The Nokia N73 is a nicely weighted phone that feels good to hold and better to use. A small keypad makes way for a large, high-quality screen.
It's photography that defines the Nokia N73. The 3.2-megapixel camera has a Carl Zeiss lens and autofocus (but strangely no flash) plus all the usual photographic features. You'll also find a music player, Bluetooth, quad-band and expandable memory.
The Symbian 60 OS is simple to navigate, and internet browsing is enhanced by Nokia's MiniMap system. However, the Nokia N73's keypad is cramped and the joystick unresponsive and frustrating.
The Nokia N73 takes vivid pictures even without flash. They are saturated with colour, which may put some off. The QVGA screen is crsip and clear. It takes some trickery to make music sound good through the bundles headphones.
246 minutes of talktime is not too bad, but if you are listening to music, talking pictures and browsing the web on the Nokia N73, you may need to take your charger with you.
Review by Sunetra Chakravati,12/12/2011 3:48:48 PM
Look and feel
Ease of use
The 3.2-megapixel Carl Zeiss lens takes some delicious-looking snaps and pushes the N93 close for picture performance.
The navigation joystick might drive punters to commit hari-kari with its obstinate action, while the pokey keypad doesn't fare much better.
The N73 is the closest Nokia has come to matching our Phone of the Year 2006, the Sony Ericsson K800i Cyber-shot, in terms of photographic prowess and features. Give or take a few millimetres, the Nokia N73 is the same size and weight as the K800i and, like its adversary, wonderful to handle and nicely weighted in the hand.
Navigating around the N73 is a prickly experience because of the joystick and keys. Nokia has ditched the navigation pad present on the N80 and 6280 in favour of Sony Ericsson's stick format. But where the K800i is responsive, the N73's five-way joystick is stiff, cranky and frustrating. Similarly, the keypad feels cramped, especially considering the ample space at Nokia's disposal.Despite these usability issues, the Nokia N73 has a lot going for it. The Symbian Series 60 OS and interface has a fast processor and will pose no difficulty. The 2.4-inch display is QVGA-quality, displaying crisp detail and vivid colours.

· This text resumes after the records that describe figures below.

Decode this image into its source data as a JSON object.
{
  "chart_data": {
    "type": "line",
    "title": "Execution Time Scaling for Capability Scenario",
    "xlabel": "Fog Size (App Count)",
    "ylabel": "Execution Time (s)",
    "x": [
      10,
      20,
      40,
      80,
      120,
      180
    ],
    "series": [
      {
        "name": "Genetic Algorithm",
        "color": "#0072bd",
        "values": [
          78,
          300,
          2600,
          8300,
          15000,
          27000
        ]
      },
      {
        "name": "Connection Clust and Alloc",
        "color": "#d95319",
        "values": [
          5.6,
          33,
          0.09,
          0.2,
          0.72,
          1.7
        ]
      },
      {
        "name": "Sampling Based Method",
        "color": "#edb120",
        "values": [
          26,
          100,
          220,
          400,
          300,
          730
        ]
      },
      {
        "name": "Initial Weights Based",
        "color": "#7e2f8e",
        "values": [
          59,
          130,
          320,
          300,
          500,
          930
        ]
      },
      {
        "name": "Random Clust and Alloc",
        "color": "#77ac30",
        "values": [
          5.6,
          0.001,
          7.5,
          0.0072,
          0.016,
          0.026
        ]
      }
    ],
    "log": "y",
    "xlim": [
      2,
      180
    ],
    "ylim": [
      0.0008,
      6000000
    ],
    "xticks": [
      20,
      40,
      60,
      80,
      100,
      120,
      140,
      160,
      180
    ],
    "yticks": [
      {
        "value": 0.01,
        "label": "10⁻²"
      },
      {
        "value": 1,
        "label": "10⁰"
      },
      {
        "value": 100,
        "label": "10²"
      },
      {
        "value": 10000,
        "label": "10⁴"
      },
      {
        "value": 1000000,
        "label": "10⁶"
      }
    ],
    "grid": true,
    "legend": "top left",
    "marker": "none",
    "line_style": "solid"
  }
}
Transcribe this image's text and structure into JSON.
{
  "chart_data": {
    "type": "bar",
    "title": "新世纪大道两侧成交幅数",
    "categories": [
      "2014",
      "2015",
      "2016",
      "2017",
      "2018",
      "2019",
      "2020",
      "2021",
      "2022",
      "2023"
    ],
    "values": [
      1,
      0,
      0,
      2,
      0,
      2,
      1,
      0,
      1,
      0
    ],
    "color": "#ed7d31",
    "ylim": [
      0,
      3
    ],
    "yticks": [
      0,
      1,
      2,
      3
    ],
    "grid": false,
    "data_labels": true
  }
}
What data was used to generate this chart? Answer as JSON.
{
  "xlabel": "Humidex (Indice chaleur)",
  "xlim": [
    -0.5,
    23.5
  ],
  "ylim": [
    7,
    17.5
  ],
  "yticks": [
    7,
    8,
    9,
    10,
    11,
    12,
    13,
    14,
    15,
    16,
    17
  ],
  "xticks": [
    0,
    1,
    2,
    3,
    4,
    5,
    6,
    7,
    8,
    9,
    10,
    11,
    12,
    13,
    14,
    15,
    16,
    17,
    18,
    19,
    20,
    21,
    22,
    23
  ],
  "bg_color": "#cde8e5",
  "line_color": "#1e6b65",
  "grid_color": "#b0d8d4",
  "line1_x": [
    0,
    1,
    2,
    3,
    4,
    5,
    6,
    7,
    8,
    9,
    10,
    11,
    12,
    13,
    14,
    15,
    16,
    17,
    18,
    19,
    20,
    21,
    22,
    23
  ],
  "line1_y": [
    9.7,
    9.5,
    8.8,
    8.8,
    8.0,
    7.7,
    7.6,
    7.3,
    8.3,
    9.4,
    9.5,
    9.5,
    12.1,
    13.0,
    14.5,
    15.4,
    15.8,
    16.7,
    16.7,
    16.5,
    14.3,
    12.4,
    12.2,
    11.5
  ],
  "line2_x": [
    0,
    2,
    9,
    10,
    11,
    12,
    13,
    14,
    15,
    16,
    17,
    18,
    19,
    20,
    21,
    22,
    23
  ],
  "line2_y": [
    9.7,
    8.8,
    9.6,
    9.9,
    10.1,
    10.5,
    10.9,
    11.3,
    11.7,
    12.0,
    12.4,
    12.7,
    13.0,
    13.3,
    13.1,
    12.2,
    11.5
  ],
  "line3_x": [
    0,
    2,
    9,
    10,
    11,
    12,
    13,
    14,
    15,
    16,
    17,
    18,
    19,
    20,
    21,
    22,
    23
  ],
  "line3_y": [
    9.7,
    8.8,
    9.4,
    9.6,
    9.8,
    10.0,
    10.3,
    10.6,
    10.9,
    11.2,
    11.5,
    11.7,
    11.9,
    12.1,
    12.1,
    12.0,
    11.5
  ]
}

The Nokia N73 features a 3.2-megapixel camera with a Carl Zeiss lens, as seen on Nokia's N90 and N93 camera phones. Surprisingly, the N73 doesn't have a proper flash. Instead an LED lamp helps out in indoor and low light conditions. Its performance is fickle and the only real blot on the handset's photographic copybook.The auto-focus is a slick worker and if you like your pics bursting with strong colour, you'll favour the N73. It's a common trait with Nokia's high-end camera phones; while some say its hues are over-saturated, it makes for vivid and bright photos. Our tests indoors and outdoors showed a consistent level of detail and exposure, and the camera works well in most lighting environments. Elsewhere, the N73 includes all the stock photographic features like exposure compensation, flash settings, scene modes and timer.Close-ups are dealt with a 20x digital zoom but picture quality deteriorates considerably the closer you move in.
As a video camera, the Nokia N73 is not bad despite the judder and image drag, shooting in a maximum CIF (352x258-pixel) resolution in MPEG4 format at 15fps.A front-loaded VGA camera is on hand for two-way video calling, and it does a respectable job. The quality of our call was blighted with slight drag and judder, but the speakers situated at the top and bottom of the handset issued strong sound.
The music player is also decent, with an equalizer to enhance the sound. The bundled headphones aren't ideal but setting the sounds to bass booster and pumping up the volume to 80-90% produces a punchy fidelity. Sadly, the N73 doesn't have a 3.5mm headphone jack adapter so if you want to upgrade to quality cans you're out of luck. It does offer an optional AD-15 adapter that will set you back £12 but is worth investing in if you want to really use your phone as a primary digital music player.
The Nseries has been a conduit for Nokia's pioneering new full-internet browsing technique, MiniMap. Essentially, a semi-transparent zoomed-out view of the area you're reading is shadowed by a complete view of the whole web page, making browsing on a small-screen device less of a thorny experience.The N73 also comes loaded with Symbian software including Nokia's LifeBlog application. There's an opportunity to download and install F-Secure Mobile Anti-Virus if you're worried about security, while the usual QuickOffice programs are present and correct.Despite lacking the inventive picture technology and proper built-in flash of the Sony Ericsson K800i, the N73 takes some cracking snaps and excels as a camera phone.